On December 19, 2014, the Bureau of Indian Affairs announced the promulgation of a final rule that will allow land to be taken into trust for federally-recognized tribes in Alaska. Allowing trust lands in Alaska is a seismic shift in federal policy for Alaska Natives, and could create greater opportunity for economic development for Alaskan tribes.
In 1971, Congress enacted the Alaska Native Claims Settlement Act, Pub. L. No. 92-203, 85 Stat. 688, (“ANCSA”), which revoked all Indian reservations in Alaska (except the Annette Island Reserve) and extinguished all aboriginal claims to Alaska land. Pursuant to ANCSA, Alaska Native corporations were formed to select and hold real property for Alaska Natives, including surface and subsurface rights in land in fee simple. As a result of the fee nature of the land holdings by Alaskan tribes, Alaskan tribes were largely prevented from exercising the same type of governmental authority over tribal lands as tribes in the lower 48 states. See, e.g., Alaska v. Native Village of Venetie Tribal Govt., 522 U.S. 520, 528-34 (1998) (discussing how nature of land factors into analysis of whether land qualifies as “Indian country” and holding that tribal government in Alaska lacked authority to impose taxes on non-native construction business).
The final rule announced on December 19 allows trust acquisitions in Alaska by deleting language from 25 C.F.R. § 151.1 (which governs the acquisition of land by the United States in trust for individual Indians and tribes) that previously stated “These regulations do not cover the acquisition of land in trust status in the State of Alaska, except acquisitions for the Metlakatla Indian Community of the Annette Island Reserve or its members.” This language is commonly known as the “Alaska Exception,” and has always been controversial. The exception owes its genesis to a 1978 memorandum from the Assistant Solicitor of Indian Affairs and was included in 25 C.F.R. § 151.1 since its promulgation in 1980. In 2001, the 1978 memorandum was rescinded but the Alaska Exception remained in the regulations.
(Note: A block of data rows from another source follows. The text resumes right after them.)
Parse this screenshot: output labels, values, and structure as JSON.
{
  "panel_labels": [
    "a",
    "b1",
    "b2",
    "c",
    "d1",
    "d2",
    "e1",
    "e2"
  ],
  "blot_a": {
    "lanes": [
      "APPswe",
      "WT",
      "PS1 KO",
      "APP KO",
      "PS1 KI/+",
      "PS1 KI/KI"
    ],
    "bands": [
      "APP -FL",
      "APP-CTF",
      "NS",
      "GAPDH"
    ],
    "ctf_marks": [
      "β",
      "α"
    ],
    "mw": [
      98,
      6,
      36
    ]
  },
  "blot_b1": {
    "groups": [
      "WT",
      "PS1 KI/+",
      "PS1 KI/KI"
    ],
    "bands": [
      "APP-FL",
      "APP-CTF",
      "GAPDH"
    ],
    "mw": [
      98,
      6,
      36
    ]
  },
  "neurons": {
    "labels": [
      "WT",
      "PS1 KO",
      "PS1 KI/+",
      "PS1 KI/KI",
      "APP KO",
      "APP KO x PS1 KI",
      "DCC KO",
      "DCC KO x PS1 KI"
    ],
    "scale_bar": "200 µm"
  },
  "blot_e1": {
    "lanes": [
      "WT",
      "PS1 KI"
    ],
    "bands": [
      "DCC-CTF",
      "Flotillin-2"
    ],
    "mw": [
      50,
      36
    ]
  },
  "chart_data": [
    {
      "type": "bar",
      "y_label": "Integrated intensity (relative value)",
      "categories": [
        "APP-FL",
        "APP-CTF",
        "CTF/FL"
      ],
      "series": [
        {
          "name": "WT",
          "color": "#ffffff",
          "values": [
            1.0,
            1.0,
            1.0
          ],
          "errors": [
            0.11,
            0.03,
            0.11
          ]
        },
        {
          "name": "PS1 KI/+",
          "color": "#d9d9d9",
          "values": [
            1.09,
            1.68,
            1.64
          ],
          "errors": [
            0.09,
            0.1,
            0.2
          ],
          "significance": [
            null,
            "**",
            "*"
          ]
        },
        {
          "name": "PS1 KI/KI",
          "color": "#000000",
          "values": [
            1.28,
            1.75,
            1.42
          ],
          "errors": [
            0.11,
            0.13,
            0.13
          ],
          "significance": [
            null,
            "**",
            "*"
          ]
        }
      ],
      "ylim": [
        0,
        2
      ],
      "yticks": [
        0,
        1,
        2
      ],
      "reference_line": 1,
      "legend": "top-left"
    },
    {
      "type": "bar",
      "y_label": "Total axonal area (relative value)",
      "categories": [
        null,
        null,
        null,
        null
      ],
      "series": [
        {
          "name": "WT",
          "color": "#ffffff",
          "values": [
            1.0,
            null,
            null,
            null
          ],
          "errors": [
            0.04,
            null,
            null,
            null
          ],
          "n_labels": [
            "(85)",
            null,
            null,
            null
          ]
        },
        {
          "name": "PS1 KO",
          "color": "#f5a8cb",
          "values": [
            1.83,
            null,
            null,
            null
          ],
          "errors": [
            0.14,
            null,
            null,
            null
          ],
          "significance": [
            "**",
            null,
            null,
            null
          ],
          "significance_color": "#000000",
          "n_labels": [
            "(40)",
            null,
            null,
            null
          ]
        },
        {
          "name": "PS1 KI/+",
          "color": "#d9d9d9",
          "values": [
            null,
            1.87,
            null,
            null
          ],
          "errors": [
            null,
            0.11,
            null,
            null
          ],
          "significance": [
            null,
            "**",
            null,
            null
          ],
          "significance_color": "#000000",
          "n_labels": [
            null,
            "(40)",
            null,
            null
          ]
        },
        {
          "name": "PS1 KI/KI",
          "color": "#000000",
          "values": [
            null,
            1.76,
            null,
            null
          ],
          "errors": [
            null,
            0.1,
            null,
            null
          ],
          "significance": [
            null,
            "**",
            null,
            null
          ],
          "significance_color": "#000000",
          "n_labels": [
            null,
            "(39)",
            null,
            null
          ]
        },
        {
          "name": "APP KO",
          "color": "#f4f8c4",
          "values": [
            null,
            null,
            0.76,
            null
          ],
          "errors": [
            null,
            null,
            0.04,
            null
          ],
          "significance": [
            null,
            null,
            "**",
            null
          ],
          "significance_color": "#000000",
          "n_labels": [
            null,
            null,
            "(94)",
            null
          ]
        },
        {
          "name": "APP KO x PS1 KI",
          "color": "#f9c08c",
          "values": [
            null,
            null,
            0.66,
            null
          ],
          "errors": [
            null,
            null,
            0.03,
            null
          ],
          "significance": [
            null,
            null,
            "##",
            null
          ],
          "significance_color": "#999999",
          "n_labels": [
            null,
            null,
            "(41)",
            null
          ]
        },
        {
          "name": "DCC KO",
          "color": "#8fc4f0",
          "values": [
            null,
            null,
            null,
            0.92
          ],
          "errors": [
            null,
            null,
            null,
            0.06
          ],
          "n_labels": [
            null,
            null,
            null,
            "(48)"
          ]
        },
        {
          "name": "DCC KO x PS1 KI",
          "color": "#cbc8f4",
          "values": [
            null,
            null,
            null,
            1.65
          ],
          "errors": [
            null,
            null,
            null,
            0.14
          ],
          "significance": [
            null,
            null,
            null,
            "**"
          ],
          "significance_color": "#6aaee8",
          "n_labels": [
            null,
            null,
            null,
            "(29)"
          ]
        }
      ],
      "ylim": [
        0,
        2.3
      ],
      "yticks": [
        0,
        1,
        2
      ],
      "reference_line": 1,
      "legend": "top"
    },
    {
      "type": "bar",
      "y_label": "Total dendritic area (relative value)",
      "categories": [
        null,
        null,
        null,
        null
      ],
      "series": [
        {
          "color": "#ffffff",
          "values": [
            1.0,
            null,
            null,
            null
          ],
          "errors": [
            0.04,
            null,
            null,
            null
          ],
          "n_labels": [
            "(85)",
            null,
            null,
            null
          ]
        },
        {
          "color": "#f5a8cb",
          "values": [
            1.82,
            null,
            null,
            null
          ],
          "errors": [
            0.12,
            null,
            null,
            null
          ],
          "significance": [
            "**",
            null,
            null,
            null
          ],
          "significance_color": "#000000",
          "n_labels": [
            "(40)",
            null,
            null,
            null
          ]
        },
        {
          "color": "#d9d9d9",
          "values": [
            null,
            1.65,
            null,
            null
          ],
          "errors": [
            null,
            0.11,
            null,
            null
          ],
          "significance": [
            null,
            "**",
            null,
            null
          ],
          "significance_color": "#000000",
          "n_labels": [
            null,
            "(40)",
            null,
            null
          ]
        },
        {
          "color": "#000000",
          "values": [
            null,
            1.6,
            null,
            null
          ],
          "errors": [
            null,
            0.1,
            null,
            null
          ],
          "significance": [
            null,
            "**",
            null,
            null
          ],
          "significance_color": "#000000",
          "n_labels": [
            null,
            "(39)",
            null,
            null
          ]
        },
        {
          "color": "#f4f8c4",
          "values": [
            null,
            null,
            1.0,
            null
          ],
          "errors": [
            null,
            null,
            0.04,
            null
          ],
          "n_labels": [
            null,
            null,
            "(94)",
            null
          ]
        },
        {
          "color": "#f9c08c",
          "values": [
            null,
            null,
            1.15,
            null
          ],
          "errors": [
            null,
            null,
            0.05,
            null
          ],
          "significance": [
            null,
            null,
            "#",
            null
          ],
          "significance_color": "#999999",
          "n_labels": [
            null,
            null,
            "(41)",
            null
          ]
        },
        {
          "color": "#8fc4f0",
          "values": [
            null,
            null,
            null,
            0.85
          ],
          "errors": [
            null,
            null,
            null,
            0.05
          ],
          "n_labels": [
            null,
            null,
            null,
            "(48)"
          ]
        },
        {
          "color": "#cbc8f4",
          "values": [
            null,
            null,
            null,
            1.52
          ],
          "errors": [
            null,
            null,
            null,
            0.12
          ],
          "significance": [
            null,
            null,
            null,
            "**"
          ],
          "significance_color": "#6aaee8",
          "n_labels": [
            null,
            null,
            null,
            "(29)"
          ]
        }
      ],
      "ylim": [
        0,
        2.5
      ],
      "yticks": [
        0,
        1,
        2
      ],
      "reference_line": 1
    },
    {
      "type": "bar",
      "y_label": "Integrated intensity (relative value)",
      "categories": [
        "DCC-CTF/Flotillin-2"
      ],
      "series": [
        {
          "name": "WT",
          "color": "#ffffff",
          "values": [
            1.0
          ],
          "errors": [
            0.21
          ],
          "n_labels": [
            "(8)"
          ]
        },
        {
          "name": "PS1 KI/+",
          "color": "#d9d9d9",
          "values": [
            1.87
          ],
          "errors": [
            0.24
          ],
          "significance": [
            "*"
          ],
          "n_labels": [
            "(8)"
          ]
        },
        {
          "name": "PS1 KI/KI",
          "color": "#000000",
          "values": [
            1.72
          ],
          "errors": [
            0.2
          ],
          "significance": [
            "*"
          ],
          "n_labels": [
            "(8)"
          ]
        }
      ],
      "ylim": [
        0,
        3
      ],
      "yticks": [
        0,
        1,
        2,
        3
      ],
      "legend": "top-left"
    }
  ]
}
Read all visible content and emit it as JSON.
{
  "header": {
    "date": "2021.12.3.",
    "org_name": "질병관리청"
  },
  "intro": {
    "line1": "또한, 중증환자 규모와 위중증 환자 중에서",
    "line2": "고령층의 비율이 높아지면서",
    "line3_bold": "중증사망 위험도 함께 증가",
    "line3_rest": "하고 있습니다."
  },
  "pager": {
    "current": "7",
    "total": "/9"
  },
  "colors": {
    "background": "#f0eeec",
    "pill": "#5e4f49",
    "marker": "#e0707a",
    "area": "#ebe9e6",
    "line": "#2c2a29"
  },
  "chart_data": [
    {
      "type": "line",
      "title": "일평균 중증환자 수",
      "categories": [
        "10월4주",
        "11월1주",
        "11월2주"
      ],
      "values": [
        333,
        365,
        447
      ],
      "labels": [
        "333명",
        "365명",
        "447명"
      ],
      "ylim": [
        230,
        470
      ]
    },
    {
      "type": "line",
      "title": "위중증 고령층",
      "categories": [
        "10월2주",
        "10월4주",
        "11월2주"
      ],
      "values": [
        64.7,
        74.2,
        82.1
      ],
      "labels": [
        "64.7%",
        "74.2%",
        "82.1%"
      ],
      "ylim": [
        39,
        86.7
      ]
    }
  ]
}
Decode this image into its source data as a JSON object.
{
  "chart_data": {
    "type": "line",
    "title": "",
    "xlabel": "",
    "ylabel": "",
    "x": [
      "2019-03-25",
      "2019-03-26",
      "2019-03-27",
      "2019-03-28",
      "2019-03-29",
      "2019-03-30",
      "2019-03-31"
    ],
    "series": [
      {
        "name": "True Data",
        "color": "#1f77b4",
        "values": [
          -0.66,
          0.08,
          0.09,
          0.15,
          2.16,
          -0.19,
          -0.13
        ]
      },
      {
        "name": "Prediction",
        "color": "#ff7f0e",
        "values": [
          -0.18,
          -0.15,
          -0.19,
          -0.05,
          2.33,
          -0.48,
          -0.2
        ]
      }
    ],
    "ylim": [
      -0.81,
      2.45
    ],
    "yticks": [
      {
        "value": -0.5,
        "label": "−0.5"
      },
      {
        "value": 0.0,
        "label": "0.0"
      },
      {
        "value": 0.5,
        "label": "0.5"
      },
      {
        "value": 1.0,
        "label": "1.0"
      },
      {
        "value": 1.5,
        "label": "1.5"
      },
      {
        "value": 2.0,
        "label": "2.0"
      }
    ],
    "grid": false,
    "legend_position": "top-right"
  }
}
In March 2013, a federal district court held that the Alaska Exception was invalid as it discriminated among Indian tribes. Akiachak Native Cmty. v. Salazar, 935 F. Supp. 2d 195, 2010-11 (D.D.C. 2013). It was this decision that prompted the BIA’s issuance of the December 19, 2014 final rule.
The BIA’s decision to delete the Alaska Exception is notable because it demonstrates the BIA’s willingness to react to litigation. The final rule goes as far as to specifically state that it is intended to clarify the law (rather than change it), which could be of significance to the ongoing appeal in Akiachak. The BIA’s announcement of the final rule also specifically states that there should not be different classes of federally recognized tribes. The BIA’s announcement notes its other policy considerations in promulgating the final rule include enhancing law enforcement and furthering economic development. Some commentators were opposed to the regulation, noting the BIA’s history of ineptitude in managing Indian affairs. In response, the BIA noted that having land put into trust is a voluntary process for tribes. Some commentators also expressed concern that taking land into trust in Alaska could affect the State of Alaska’s jurisdiction over certain lands, to which the BIA responded that trust decisions would be made on a case-by-case basis “sensitive to inter-jurisdictional concerns.”
The economic development consequences to Alaska Natives of this final rule could be significant. As specifically noted in the BIA’s final rule, tribal taxation opportunities will be created for activities on trust lands and tribes will be eligible for federal programs tied to use of trust lands. Not noted in the BIA’s final rule, but equally significant, is the opportunity for Class II and Class III gaming that is created by this change in policy, through the process established in Section 20 of the Indian Gaming Regulatory Act, 25 U.S.C. § 2719.